With the advent of mouse models that recapitulate the cellular and molecular pathology of pancreatic neoplasia and cancer, it is now feasible to recruit and deploy these models for the evaluation of various chemopreventive and/or anticancer regimens. The highly lethal nature of pancreatic ductal adenocarcinoma (PDAC) makes multiple areas of research a priority, including assessment of compounds that prevent or suppress the development of early lesions that can transform into PDAC. Currently, there are over a dozen models available, which range from homogeneous preneoplastic lesions with remarkable similarity to human pancreatic intraepithelial neoplasms to models with a more heterogeneous population of lesions including cystic papillary and mucinous lesions.

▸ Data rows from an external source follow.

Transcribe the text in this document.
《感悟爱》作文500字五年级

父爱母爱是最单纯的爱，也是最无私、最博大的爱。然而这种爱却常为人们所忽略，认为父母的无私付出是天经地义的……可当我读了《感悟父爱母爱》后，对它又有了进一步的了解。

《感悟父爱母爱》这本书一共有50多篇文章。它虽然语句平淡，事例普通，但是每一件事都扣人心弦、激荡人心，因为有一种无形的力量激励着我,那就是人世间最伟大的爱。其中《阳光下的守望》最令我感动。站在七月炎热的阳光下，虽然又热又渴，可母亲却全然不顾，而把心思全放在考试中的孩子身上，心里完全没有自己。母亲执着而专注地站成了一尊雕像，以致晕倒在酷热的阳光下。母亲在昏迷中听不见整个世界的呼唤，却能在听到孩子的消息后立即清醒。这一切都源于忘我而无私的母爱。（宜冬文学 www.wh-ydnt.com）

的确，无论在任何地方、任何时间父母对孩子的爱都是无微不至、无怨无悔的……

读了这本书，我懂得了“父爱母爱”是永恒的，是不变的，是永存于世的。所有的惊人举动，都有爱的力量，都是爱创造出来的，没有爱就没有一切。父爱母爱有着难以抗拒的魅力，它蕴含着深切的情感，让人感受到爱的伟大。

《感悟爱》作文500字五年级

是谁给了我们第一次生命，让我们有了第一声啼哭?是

The molecular features of these models may also vary in a manner comparable with the differences observed in lesion morphology, and so, navigating the route of model selection is not trivial. Yet, arming the community of cancer investigators with a repertoire of models and the guidance to select relevant models that fit their research themes promises to produce findings that will have clinical relevance. Cancer Prev Res; 3(11); 1382–7. ©2010 AACR.
Pancreatic cancer develops insidiously, recurs quickly following surgical resection, and metastasizes widely, resulting in nearly uniform lethality. Although grim, these clinical characteristics nonetheless represent several opportunities to interrupt disease progression and improve the outcome for pancreatic cancer patients. Indeed, increased surveillance of individuals with a strong family history of pancreatic cancer has prompted the development of endoscopic, pathologic, and radiological methods that allow for highly beneficial prophylactic surgery (1). Furthermore, the limited but measurable benefit of adjuvant chemotherapy supports the premise that systemic treatments can also affect pancreatic cancer progression (2, 3); the challenge, though, is to identify the most effective systemic approaches for different stages of disease. The recent advent of genetically engineered mice that accurately develop early and advanced forms of the most common type of pancreatic cancer, pancreatic ductal adenocarcinoma (PDAC), may provide preclinical model systems to address these issues.
Persistent research has culminated in the generation of genetically engineered mouse models that represent different stages of human PDAC. These models are now available to investigate the basic and translational aspects of this malignancy (4, 5). Models of neoplasms such as murine pancreatic intraepithelial neoplasia (mPanIN), intraductal papillary mucinous neoplasia (mIPMN), and mucinous cystic neoplasia (mMCN) have all been described (although mIPMN and mMCN should be further characterized for a more complete validation). These genetically engineered mouse models may be appropriate for assessing the role of genes, environmental conditions such as tobacco exposure and diet, comorbidities including pancreatitis, and the influence of immunologic and pharmacologic interventions on the development of invasive PDAC, as highlighted in Table 1. Models of localized PDAC have also been reported and could be used for neoadjuvant, adjuvant, and anti-metastatic approaches to prevent relapse and dissemination. Most of the genetically engineered models include Pdx1-Cre/Lox-Stop-Lox (LSL)-Kras or p48 Cre/LSL-Kras mice, which were further modified by conditional deletion or mutation of the p16/p19 (these mice also develop sarcomatoid lesions; ref. 6), p53 (7), smad4 (8, 9), or transforming growth factor β receptor II (TGFβ RII) loci (10). The results of these combined genotypes were a multiplicity of preinvasive lesions of all grades, invasive adenocarcinoma, and metastasis to other organs, ultimately leading to significantly reduced median survival. The most robust murine models of preneoplasms (earlier-stage lesions, as opposed to later-stage lesions such as PanIN3) display complete penetrance (all mice with a gene mutation have phenotypic manifestation of that disease) and express an endogenous or transgenic oncogenic Kras allele in pancreatic exocrine and/or progenitor cells. When combined with various tumor suppressor mutations, these models oftentimes yield invasive and metastatic PDAC and related epithelial histologies (see Table 2 in ref. 5). Models using inducible alleles of Cre recombinase, such as estrogen receptor–Cre fusion genes (Cre ER or Cre ERT) and tetracycline-responsive Cre expression alleles (TRE-Cre), are capable of being temporally controlled and thus initiated selectively in adult pancreata, better reflecting the somatic acquisition of genetic mutations thought to occur in humans (11–15).